Choléra : sur une dizaine de cas, l’aire de santé de Mutongo (Walikale) enregistre quatre décès notamment en raison des mouvements des déplacés de guerre

Lot des médicaments pour la riposte contre la choléra
Lot des médicaments pour la riposte contre la choléra

La zone de santé de Pinga, en territoire de Walikale au Nord-Kivu, fait face à une situation préoccupante marquée par l’apparition d’une épidémie de choléra dans l’aire de santé de Mutongo.
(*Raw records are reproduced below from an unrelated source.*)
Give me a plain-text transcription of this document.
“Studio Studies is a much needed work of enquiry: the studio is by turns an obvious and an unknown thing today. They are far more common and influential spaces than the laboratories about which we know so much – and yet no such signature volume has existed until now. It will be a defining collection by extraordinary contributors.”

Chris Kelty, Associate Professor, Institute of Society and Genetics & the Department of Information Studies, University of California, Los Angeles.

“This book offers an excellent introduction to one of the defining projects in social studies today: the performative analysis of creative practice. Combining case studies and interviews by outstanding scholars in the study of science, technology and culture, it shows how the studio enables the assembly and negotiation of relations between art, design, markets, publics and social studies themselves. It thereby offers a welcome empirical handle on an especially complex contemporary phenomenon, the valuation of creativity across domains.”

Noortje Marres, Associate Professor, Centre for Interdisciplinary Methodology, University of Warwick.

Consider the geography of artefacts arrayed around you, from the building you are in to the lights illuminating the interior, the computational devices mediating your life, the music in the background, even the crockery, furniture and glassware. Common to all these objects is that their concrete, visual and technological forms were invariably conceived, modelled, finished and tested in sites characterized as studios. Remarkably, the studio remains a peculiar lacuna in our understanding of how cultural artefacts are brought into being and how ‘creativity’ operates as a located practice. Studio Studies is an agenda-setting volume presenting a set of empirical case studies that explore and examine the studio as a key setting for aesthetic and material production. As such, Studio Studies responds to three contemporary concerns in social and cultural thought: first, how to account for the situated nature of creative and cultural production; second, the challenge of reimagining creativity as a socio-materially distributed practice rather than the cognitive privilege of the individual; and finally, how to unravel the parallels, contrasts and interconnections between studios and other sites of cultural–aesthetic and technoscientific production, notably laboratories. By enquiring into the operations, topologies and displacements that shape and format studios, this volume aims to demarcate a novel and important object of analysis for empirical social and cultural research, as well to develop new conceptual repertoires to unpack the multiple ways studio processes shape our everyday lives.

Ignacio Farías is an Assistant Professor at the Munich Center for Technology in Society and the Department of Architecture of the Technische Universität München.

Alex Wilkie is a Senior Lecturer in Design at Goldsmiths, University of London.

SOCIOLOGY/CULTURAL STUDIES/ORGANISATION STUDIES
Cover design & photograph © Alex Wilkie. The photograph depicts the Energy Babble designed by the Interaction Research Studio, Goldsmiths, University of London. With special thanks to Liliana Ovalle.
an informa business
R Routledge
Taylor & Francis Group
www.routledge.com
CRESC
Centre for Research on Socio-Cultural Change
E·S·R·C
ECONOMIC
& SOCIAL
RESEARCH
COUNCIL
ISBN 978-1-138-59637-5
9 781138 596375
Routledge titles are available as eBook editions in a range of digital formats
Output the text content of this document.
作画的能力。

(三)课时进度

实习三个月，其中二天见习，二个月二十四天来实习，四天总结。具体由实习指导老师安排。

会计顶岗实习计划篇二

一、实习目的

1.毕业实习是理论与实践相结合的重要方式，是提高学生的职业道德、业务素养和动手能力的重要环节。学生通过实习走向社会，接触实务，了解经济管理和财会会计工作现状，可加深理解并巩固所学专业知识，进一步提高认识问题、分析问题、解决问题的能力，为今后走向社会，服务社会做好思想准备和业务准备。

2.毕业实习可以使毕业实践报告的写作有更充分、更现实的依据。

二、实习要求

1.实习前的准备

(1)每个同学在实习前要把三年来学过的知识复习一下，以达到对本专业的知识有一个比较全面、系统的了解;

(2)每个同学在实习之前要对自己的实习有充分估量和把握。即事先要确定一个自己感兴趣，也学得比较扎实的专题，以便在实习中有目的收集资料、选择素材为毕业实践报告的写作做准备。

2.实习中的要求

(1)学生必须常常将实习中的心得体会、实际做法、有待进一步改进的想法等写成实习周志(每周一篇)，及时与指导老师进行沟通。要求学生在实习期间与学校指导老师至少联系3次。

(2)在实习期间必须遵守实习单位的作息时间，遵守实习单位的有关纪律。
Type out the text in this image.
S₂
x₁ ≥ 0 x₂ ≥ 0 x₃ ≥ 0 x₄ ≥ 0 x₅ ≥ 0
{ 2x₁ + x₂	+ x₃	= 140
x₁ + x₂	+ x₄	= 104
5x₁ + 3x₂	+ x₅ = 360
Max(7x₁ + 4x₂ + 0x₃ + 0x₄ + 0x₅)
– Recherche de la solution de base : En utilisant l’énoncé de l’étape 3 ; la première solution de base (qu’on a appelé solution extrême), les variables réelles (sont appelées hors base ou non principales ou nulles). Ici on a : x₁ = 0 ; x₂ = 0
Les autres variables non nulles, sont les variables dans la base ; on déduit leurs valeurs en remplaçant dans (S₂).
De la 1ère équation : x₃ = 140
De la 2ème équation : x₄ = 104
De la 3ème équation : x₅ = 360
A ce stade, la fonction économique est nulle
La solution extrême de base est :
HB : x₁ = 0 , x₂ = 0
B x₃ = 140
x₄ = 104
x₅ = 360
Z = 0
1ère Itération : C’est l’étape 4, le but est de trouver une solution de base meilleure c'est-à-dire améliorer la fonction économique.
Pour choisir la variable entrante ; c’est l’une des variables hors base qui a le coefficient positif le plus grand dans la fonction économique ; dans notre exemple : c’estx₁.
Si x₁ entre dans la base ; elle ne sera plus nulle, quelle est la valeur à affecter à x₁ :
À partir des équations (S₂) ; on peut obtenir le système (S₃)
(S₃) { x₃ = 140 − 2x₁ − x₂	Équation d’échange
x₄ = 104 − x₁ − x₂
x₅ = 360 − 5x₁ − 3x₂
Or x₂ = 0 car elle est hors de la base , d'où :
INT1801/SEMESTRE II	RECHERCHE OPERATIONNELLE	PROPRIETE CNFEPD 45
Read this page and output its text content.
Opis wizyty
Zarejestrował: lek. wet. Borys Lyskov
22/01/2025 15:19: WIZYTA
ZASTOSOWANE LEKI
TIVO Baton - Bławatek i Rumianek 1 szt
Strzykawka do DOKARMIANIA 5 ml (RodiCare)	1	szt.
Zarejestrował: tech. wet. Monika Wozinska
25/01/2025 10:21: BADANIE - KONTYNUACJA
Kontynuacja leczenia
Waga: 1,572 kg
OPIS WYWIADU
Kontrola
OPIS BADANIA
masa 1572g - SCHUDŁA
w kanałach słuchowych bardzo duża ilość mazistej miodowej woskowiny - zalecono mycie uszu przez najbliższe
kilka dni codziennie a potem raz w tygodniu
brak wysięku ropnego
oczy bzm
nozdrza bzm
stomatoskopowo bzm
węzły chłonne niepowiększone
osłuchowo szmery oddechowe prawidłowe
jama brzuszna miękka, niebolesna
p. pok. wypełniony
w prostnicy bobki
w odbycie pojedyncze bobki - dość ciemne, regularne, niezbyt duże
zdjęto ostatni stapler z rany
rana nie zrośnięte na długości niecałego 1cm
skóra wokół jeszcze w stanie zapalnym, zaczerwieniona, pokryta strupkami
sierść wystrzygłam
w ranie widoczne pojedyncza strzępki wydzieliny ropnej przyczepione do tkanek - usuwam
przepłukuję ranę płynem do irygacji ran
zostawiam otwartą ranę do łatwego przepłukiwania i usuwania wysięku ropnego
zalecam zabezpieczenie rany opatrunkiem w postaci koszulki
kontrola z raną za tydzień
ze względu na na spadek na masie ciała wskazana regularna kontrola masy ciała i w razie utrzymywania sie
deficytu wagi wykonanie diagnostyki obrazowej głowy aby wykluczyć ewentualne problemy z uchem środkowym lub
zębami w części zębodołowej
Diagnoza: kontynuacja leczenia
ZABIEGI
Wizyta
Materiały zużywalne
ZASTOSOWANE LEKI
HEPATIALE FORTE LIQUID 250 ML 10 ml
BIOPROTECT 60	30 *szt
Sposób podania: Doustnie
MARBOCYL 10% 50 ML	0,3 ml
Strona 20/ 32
Les autorités sanitaires locales tirent la sonnette d’alarme et appellent à une intervention rapide pour contenir la propagation de la maladie.

Selon les informations communiquées par le médecin chef de zone ad intérim, le Dr Théophile Mukandirwa, cette flambée épidémique est étroitement liée à l’afflux massif de personnes déplacées ayant fui l’insécurité dans le territoire voisin de Masisi. Ces populations vivent dans des conditions de promiscuité aiguë, aggravées par un accès limité à l’eau potable et par des problèmes d’assainissement, créant un terrain favorable à la propagation du choléra.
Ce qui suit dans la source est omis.